With most of Bear River and Harold Crane dry, there will be a lot of people bumping elbows the first weeks of the season in the areas that have water.


----------



## MallardFlew (Feb 22, 2012)

Fowlmouth said:


> This is a quote from Crystal Ross UDWR from their facebook page.
> 
> "Attention waterfowl hunters: The south and northwest impoundments of Harold Crane Waterfowl Management Area are dried up for the construction of a boat channel. Managers are working hard to complete the project and allow the use of boats by mid-October. Until then, motorized boats are not permitted in those areas. There's water in the northeast pond (a motorless pond) and there are a good number of birds using it. This is a good year for those with kayaks and canoes to try out this unit. Drive north on the main road adjacent to Willard Bay and you'll find a parking lot that can be used to access the northeast pond. The gates will be locked (except during the youth waterfowl hunt), but will open to the public by Oct. 6, 2018."

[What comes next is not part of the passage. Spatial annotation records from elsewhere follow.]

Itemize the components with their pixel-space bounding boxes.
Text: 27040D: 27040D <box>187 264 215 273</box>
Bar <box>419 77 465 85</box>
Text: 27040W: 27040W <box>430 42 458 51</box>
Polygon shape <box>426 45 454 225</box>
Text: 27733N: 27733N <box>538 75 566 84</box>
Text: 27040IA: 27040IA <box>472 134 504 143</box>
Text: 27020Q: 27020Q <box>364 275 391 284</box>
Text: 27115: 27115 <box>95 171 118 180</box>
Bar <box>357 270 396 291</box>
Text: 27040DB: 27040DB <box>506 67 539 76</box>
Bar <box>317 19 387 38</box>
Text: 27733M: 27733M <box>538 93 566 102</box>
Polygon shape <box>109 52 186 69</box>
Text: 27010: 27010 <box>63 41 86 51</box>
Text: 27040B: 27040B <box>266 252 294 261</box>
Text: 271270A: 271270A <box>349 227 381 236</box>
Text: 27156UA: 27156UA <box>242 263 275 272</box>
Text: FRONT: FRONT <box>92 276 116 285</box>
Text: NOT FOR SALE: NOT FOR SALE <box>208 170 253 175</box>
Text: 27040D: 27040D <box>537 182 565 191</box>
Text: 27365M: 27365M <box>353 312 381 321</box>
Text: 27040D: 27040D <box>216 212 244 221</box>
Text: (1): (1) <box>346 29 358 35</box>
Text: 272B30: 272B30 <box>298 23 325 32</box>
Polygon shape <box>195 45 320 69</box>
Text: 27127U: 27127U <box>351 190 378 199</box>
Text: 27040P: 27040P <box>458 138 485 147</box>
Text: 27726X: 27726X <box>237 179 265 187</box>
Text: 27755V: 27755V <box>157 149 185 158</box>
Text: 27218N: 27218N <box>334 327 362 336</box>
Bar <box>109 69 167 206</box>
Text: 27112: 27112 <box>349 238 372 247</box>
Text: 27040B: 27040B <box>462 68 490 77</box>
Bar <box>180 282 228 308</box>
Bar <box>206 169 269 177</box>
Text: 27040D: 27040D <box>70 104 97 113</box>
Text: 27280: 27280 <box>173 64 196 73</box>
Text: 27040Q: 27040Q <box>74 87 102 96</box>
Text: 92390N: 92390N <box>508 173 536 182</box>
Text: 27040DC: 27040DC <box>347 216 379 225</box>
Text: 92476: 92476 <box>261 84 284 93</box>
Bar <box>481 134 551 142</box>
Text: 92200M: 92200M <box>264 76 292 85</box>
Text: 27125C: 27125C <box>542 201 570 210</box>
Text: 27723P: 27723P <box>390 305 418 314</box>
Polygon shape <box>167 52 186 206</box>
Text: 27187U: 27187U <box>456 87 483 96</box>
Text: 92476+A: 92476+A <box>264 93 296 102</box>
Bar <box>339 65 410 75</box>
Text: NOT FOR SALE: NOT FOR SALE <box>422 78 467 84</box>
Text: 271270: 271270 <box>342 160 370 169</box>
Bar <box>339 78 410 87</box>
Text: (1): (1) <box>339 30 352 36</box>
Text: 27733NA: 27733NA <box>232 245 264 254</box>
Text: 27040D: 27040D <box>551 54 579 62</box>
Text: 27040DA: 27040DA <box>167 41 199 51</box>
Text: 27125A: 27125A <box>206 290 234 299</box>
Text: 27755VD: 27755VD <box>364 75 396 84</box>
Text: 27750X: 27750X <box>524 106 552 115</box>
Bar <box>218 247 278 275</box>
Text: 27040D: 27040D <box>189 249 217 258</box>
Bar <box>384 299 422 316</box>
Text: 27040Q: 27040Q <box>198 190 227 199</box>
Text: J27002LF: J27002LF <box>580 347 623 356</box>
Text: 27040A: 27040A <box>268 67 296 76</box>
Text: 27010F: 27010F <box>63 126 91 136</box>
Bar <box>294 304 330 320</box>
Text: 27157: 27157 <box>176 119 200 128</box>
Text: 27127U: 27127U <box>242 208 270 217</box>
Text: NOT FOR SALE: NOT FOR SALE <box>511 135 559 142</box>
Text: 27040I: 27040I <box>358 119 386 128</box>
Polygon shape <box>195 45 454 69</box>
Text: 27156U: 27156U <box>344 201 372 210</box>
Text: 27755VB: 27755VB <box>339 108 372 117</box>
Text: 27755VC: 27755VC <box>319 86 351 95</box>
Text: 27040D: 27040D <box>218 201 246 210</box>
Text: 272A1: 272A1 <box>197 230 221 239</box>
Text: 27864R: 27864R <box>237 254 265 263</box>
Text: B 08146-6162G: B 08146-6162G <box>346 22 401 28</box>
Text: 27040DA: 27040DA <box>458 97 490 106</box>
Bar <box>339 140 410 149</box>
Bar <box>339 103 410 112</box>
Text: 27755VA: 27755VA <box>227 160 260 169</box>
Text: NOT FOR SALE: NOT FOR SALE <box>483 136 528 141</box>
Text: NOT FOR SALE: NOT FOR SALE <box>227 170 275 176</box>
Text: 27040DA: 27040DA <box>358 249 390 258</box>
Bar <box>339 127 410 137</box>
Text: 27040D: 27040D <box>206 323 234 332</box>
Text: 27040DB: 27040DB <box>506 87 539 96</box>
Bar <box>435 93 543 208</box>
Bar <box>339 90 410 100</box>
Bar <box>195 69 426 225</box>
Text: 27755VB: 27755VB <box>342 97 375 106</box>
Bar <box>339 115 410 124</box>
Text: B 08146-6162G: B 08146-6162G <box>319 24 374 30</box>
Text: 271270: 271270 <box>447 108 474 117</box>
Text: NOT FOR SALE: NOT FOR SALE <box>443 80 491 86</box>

This project sounds like it will be majorly beneficial for future management and water control at HC. It makes sense they had to do it when they did and even more sense in a down water year. I am excited to see how this helps in the future!


----------



## RemingtonCountry (Feb 17, 2016)

It is much needed.. I put a giant hole in my boat last year on the Northwest pond all thanks to a submerged t-post! I'm looking forward to see how this works out!


----------



## Fowlmouth (Oct 4, 2008)

RemingtonCountry said:


> It is much needed.. I put a giant hole in my boat last year on the Northwest pond all thanks to a submerged t-post! I'm looking forward to see how this works out!

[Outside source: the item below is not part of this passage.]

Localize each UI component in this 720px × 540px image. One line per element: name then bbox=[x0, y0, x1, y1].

I wish they would stop using T posts on the WMA's and steel pipe posts. goosefreak has hit two of them in 2 years, and in two brand new boats. I could show you several at Farmington Bay on Turpin and unit 1. Rotten nesting boxes that have never been maintained and only the T posts remain barely sticking out of the water.


----------



## paddler (Jul 17, 2009)

Will the gate to access the northeast pond be left open after the construction is complete? Paddling up that east channel of the motorless pond isn't a lot of fun. I assume that unit will remain motorless even during construction, right?


----------



## Fowlmouth (Oct 4, 2008)

paddler said:


> Will the gate to access the northeast pond be left open after the construction is complete? Paddling up that east channel of the motorless pond isn't a lot of fun. I assume that unit will remain motorless even during construction, right?


I hope someone on here can answer your questions. I never hunt HC, and have limited knowledge of the place. I hunted there one time back in the mid 90's. I walked the train tracks and froze my a$$ off, that's all I remember. Oh, there was a couple of guys that would hook their bicycles to the rails somehow, one on each side of the tracks. They would ride the rails all the way out, Never seen anything like it since that time.


----------



## quackaddict35 (Sep 25, 2015)

If you’ve hunted the crane recently you’ll know this was very needed, really excited to see the improvements this season! 


Sent from my iPhone using Tapatalk


----------



## quackaddict35 (Sep 25, 2015)

Looks like they’ve made great progress and will begin filling it next Friday, although they said it would not have enough water to launch a boat. 


Sent from my iPhone using Tapatalk


----------